Like most people, I get into awful ruts where it’s nearly impossible to force myself to write, edit, or be in any way creative. For me, it’s often rooted in anxiety or depression, which still flare up now and then. No matter the reason, though, the solution is almost always the same:

The more I make progress, the more progress I make.

What the hell does that even mean? It means, dear creatures, that progress is a snowball rolling downhill, gathering speed and mass until it crushes unsuspecting critique partners at the bottom of the mountain. It means the first few words are painful, slow, and make me hate myself. Then I write a few more. And a few more. And after a few days, I’m spending hours on my work-in-progress. And then when I get a day off from work? ALL DAY. Hope the house didn’t need cleaning. Hope there wasn’t food needing to be cooked. (Uh, that’s what takeout is for).

Once I start, the validation becomes the reward. Every time I put my butt in the chair and make progress, whether it be writing, editing, or research, I’m proving to myself: I can do this, I am a real writer, I do have the mental fortitude to put in the hard work required. Writing is 1% talent and 99% hard work, and I’m crushing it like a boss.

In the drafting stage, it’s easier for me: I watch the wordcount tick ever upward, perhaps with a satisfying little meter on some tracking site or another. I creep little by little toward some goal: 50,000 words, 70,000 words, whatever it may be; I revel in the knowledge that every single word puts me closer to the magic number, even if that word is terrible. All forward motion is progress. The first draft is supposed to be awful. All I have to do is reach the magic number and make the story end somehow.

For editing, it’s worse. I have a hard time building that initial momentum to get me going, because the first step in editing is facing the monstrosity you created during the drafting stage. It’s ugly, misshapen, full of holes and flat characters and tiny, rare moments of something great. It’s not until I see how the puzzle fits together that I start feeling the pull toward the end. And if the book doesn’t have a solid ending? I can’t do anything until that’s written. I have to know where I’m going before I can figure out how to get there in a way that is meaningful and resonant.

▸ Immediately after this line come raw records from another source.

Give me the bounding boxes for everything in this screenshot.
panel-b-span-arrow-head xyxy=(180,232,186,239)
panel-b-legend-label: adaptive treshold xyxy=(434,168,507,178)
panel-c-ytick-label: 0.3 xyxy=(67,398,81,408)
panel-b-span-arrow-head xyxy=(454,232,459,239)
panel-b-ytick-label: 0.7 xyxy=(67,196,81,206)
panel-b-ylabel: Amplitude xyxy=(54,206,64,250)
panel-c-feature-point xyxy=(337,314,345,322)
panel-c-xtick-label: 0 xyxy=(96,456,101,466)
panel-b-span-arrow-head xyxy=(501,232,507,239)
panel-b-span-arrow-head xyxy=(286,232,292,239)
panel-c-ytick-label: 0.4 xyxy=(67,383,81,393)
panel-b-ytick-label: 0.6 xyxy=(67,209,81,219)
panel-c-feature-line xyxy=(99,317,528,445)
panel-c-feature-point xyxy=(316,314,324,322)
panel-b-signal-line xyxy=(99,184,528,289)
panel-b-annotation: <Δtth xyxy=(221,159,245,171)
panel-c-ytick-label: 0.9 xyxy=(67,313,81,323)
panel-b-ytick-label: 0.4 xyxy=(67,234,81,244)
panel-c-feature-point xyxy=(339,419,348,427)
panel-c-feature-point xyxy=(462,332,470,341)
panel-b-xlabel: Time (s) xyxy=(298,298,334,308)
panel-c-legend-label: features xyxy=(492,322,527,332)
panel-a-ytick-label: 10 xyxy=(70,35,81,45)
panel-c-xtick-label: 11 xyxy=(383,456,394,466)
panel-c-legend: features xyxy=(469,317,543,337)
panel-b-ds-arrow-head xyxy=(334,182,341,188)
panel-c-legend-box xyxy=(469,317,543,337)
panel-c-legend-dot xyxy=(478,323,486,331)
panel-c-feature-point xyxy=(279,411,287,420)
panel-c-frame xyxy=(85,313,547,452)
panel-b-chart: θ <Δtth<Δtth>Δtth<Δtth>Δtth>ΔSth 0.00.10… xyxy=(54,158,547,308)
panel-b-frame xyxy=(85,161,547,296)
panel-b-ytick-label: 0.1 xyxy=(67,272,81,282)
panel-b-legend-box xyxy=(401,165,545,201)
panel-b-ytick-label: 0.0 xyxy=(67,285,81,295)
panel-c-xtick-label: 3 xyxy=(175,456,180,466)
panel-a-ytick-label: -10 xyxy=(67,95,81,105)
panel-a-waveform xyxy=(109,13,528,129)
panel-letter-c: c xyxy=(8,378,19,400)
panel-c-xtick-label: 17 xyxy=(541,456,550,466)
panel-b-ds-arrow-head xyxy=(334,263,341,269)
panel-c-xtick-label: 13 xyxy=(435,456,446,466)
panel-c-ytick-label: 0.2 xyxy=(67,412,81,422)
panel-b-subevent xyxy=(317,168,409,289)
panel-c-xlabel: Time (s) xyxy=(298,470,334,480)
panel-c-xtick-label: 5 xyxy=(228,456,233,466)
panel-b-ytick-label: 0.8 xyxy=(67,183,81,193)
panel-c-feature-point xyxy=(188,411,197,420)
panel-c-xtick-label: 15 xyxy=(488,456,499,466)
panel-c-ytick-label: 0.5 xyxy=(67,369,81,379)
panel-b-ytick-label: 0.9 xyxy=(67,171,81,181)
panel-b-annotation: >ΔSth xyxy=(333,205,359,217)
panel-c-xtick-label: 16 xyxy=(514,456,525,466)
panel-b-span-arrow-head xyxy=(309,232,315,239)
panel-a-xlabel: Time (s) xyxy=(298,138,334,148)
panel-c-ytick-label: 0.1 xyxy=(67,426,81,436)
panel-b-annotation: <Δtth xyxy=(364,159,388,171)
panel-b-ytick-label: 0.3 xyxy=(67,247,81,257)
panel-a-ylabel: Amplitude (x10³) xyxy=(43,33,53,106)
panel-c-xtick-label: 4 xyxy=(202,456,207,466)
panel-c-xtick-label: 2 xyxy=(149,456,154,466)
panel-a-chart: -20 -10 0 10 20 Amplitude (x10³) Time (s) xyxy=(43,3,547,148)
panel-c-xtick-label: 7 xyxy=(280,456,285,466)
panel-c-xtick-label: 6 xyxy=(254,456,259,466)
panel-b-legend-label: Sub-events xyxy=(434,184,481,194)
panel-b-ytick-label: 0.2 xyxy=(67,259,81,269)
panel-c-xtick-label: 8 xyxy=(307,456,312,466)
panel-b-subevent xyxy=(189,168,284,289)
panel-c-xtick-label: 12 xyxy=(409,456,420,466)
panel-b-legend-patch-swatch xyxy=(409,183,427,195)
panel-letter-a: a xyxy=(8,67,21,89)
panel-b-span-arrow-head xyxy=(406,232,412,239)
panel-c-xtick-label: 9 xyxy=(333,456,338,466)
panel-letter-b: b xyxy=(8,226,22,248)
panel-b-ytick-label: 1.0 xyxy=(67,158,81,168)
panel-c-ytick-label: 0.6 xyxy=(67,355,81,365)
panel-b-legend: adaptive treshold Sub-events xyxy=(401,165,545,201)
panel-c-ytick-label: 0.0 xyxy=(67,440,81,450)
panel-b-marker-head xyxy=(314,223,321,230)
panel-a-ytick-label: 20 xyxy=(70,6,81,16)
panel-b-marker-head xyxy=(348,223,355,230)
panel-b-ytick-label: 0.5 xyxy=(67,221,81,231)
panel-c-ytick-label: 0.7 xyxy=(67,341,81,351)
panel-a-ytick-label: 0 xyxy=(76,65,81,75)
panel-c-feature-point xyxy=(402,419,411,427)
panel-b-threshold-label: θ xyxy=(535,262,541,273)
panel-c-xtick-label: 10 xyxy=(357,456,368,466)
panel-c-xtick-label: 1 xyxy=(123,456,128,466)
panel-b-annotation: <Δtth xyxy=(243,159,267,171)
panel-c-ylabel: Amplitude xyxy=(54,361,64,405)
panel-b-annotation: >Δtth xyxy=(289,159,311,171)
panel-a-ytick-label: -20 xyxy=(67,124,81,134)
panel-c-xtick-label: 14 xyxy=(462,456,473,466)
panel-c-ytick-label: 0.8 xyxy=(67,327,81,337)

Right now, I’m at the point where I’ve finally hit my editing stride with my second novel, Space Academy Rejects. I’ve done my first read-through and markup, written the ending, added a few scenes, and am currently blowing through my chapter-by-chapter revisions and line edits. Because this book has a cast of five characters, I’m also making a ton of work for myself by marking every line of dialogue or bit of action for every character in their own highlighter color. This is so I can go back and read each color individually to make sure that 1) their voice and personality stays consistent throughout, and 2) their individual character arc is successfully portrayed from start to finish.

I’ve set an insanely ambitious deadline for this round of edits because I’m dying to get it out to my critique partners and cultural beta readers for first impressions and feedback. This book makes me geek out in all the best ways. I hope I’ll get the chance to share it with you all.